Cassette Beasts
This is a gotta-catch-'em-all style game with two modes:
- Platformer Mode: where you talk to people and
wander around exploring. You must overcome simple puzzles to find gear
and points of interest.
- Combat Mode: where you transform into a beast (from
among those you've captured) and then fight other beasts or people. You
can capture more beasts by recording them during a fight.
THE GOOD:
- You can play with a friend.
- I like the 14 different monster types (these include the 4 elements
plus 10 other options like poison and astral!) and how complex all the
interactions can be.
- The overarching premise, that you're in a land of imagination and
all the people here came from alternate dimensions, is
off-the-beaten-path and interesting.
- The idea that capturing beasts can grant you special abilities is
cool, though I wish it were more obvious which creatures could give you
a special ability.
THE BAD:
- The game is rather boring.
- Most of the quests are simple fetch quests.
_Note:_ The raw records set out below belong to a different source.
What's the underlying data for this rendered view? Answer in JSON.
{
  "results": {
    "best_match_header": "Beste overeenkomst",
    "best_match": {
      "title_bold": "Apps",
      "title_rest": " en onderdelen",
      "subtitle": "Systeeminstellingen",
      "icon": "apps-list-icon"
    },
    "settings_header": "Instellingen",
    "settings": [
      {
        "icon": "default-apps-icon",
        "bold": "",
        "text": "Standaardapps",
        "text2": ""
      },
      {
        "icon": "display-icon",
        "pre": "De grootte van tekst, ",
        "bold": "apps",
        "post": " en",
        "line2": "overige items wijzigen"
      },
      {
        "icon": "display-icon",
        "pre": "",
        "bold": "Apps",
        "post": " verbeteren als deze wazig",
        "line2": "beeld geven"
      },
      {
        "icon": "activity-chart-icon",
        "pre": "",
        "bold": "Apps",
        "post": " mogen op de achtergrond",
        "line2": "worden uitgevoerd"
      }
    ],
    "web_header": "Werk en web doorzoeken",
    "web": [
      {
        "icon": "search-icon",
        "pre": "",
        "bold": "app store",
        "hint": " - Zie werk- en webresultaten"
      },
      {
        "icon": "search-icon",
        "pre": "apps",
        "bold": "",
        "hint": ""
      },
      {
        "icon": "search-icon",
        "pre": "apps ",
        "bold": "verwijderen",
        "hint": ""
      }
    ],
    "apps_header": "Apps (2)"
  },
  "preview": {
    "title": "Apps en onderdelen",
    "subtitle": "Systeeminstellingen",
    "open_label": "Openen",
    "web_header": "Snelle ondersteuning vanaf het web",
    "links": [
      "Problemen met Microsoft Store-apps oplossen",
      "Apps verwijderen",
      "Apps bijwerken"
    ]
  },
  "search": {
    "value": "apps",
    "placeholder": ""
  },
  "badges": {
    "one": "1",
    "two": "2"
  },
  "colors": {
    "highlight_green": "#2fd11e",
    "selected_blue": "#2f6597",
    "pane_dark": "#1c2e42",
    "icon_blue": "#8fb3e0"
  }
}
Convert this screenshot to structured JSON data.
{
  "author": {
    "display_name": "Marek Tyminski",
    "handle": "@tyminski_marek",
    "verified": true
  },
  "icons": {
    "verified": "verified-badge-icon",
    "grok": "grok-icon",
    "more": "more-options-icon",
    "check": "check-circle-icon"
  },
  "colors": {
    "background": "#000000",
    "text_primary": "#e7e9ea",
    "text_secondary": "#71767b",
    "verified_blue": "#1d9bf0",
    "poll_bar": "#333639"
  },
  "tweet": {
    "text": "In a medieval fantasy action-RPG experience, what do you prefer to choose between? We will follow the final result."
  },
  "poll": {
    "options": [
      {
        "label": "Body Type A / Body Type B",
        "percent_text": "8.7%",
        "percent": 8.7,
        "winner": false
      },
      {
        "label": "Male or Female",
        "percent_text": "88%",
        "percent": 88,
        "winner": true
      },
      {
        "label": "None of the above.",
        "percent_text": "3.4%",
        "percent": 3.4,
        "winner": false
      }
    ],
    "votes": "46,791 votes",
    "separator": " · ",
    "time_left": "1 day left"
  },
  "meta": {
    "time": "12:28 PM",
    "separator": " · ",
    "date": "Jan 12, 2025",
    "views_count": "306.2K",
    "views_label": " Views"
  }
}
- Most of the game is spent in repetitive, pointless fights that you
can't skip. The wandering monsters are hard to avoid (even when using a
special spray that is supposed to prevent monsters from chasing you) and
either I or my co-op partner would constantly run into monsters by
accident. The respawn rate is also absurdly high, so you can even end up
in the exact same fight over and over.
- While the 14 monster types are cool, it's too bad you can mostly
ignore the entire concept. You can just use the same monster every fight
and there is little need to switch monster type even when facing a
monster that's strong against yours.
- If you want to play co-op with a friend, you have to play for 15
minutes solo before they can join you. The whole process is rather
obscure and I actually had to look up a tutorial video explaining how it
worked.
- The beast fusion concept doesn't make fights more interesting, on
the contrary, fusion makes it worse for your co-op friend because then
they have nothing to do!
- When applying abilities to your beasts, it's not explained why some
abilities can only go on specific beasts. There is no rhyme or reason to
it that I could discern. It makes setting up deliberate builds
difficult.
- It was too difficult to capture certain beasts, leading to boring
repetition and eventual frustrating failure.
- The main story's plot structure involves somebody always lurking
nearby unnoticed, and then popping in to do annoying shit at key
moments. This really gets my goat.
THE UGLY:
- Some of the music has lyrics. Who on Earth thinks this is a
good idea for a video game? Fortunately, you can turn lyrics off in the
game settings, but I noticed that one song in the game still
has lyrics (the second fight against the leader of the
Rangers)!
- This game was constantly putting my co-op partner to sleep.